Take a Breather – Literally: The Importance of Getting Fresh Air During BreaksBy hire-up-staffing in News and Updates
One of the best ways to de-stress and unwind during the work day is to take a short break or have lunch outside the office. Workplaces are notorious for allowing smokers to have a cigarette break, so why not take a “fresh air break” instead? Humor us for a second here – remember that the idea behind cigarette breaks is so workers can move away from the source of stress, and probably have a quick chat with a co-worker or two.

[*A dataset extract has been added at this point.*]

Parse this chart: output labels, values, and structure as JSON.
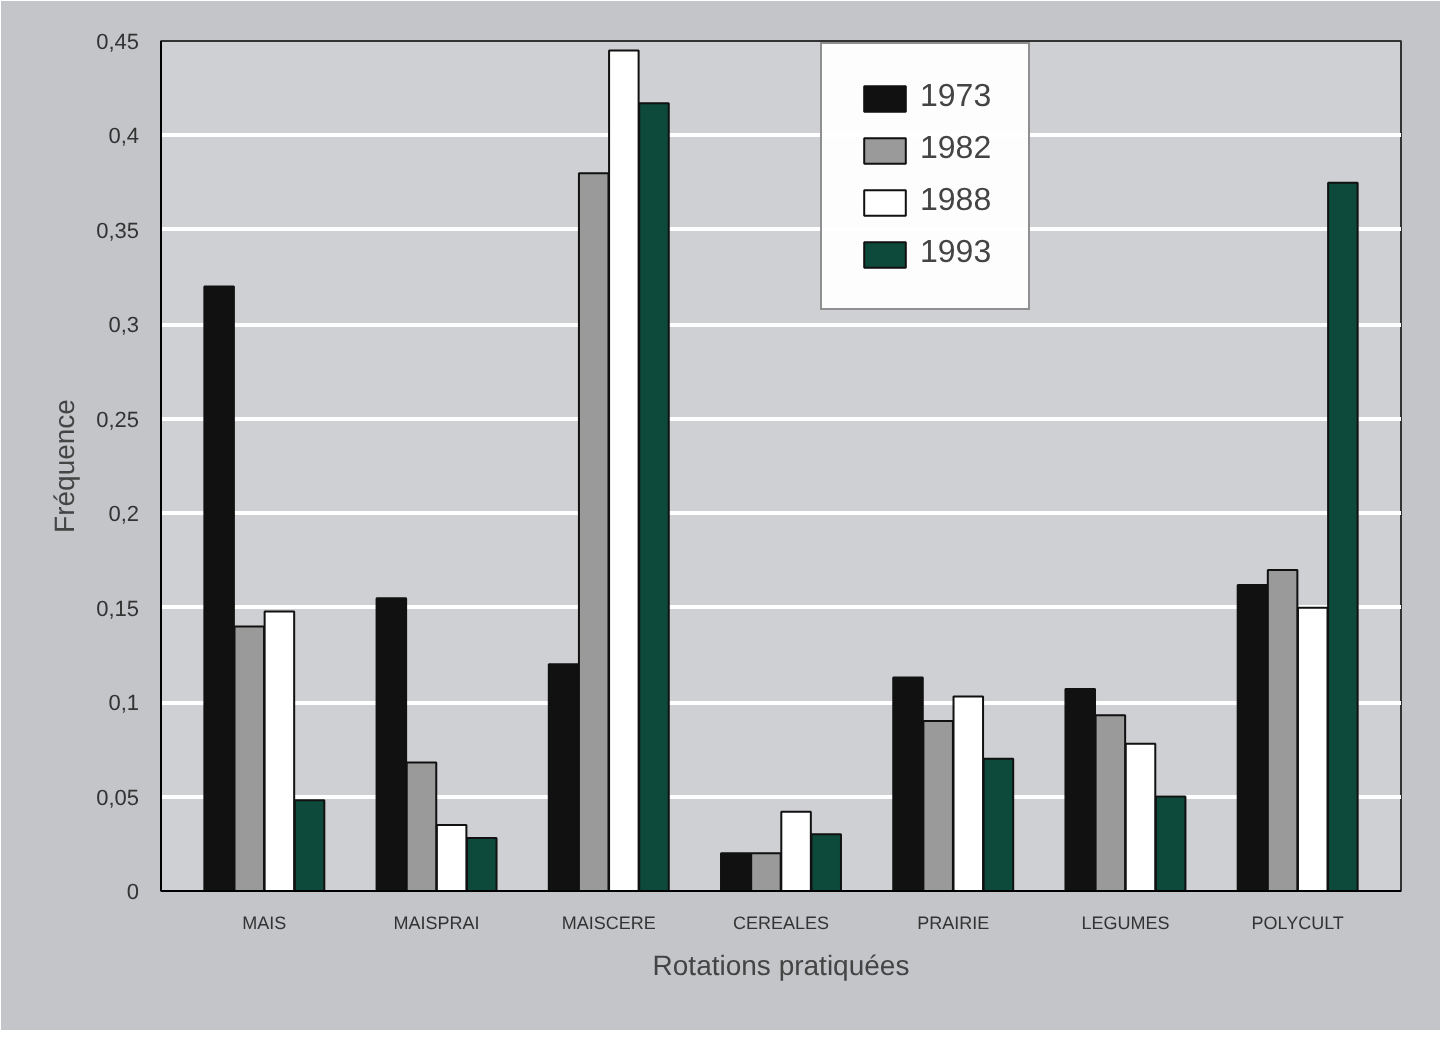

Now, nobody would recommend anybody to smoke as it’s very dangerous to the health. Rather than inhaling nicotine and other unnecessary substances (you still inhale them whether you’re a smoker or not), go out of the office for a few minutes. Or, if you’re having lunch at a restaurant, dine al fresco but in a non-smoking area. This is a good change in environment, as opposed to eating at your work desk or in a dull pantry.
Why is it so important to breathe fresh air during breaks? Because it helps your body and brain a lot of good! Fresh air is almost always underrated, but going outside on a regular basis can improve health, well being, and even brain functions.
On average, adults spend at least 8 or 9 hours of the day inside buildings, and then spend all night inside our homes. However, the air we breathe indoors isn’t as fresh as the body needs it to be. There’s dust, fumes from the kitchen (especially if you burn a meal or two), and other sources of indoor air pollution. This is the reason a lot of companies sell air purifiers and ionizers to clean indoor air. However, there’s simply no substitute for fresh, outdoor air.
Fresh air cleans the lungs. When we have this regularly, the body detoxifies and we begin to breathe deeper. As a result, cells get more oxygen which boosts brain function (the brain needs about 20% of our overall oxygen to function well) and it increases energy so the body can do more.
Dirty, dusty, polluted environments pressure the body to work harder just to get the right amount of oxygen it needs. Fresh air improves blood pressure and heart rate, and this greatly benefits everyone – not just people with congenital problems or high amounts of stress. The amount of serotonin, the happy hormone, is also affected by the amount of oxygen a person gets. Enough serotonin would significantly promote a sense of happiness, relaxation, and overall well being.
Lastly, fresh air also induces sound sleep. Yes, we’re talking about work, but in order for a person to fully take on their workload, we need a full night’s rest. Getting fresh air affects the day’s entire cycle. Getting a fresh air fix positively impacts the body in more ways than we realize. Take that fresh air break at least twice a day – your body and your work will thank you for it.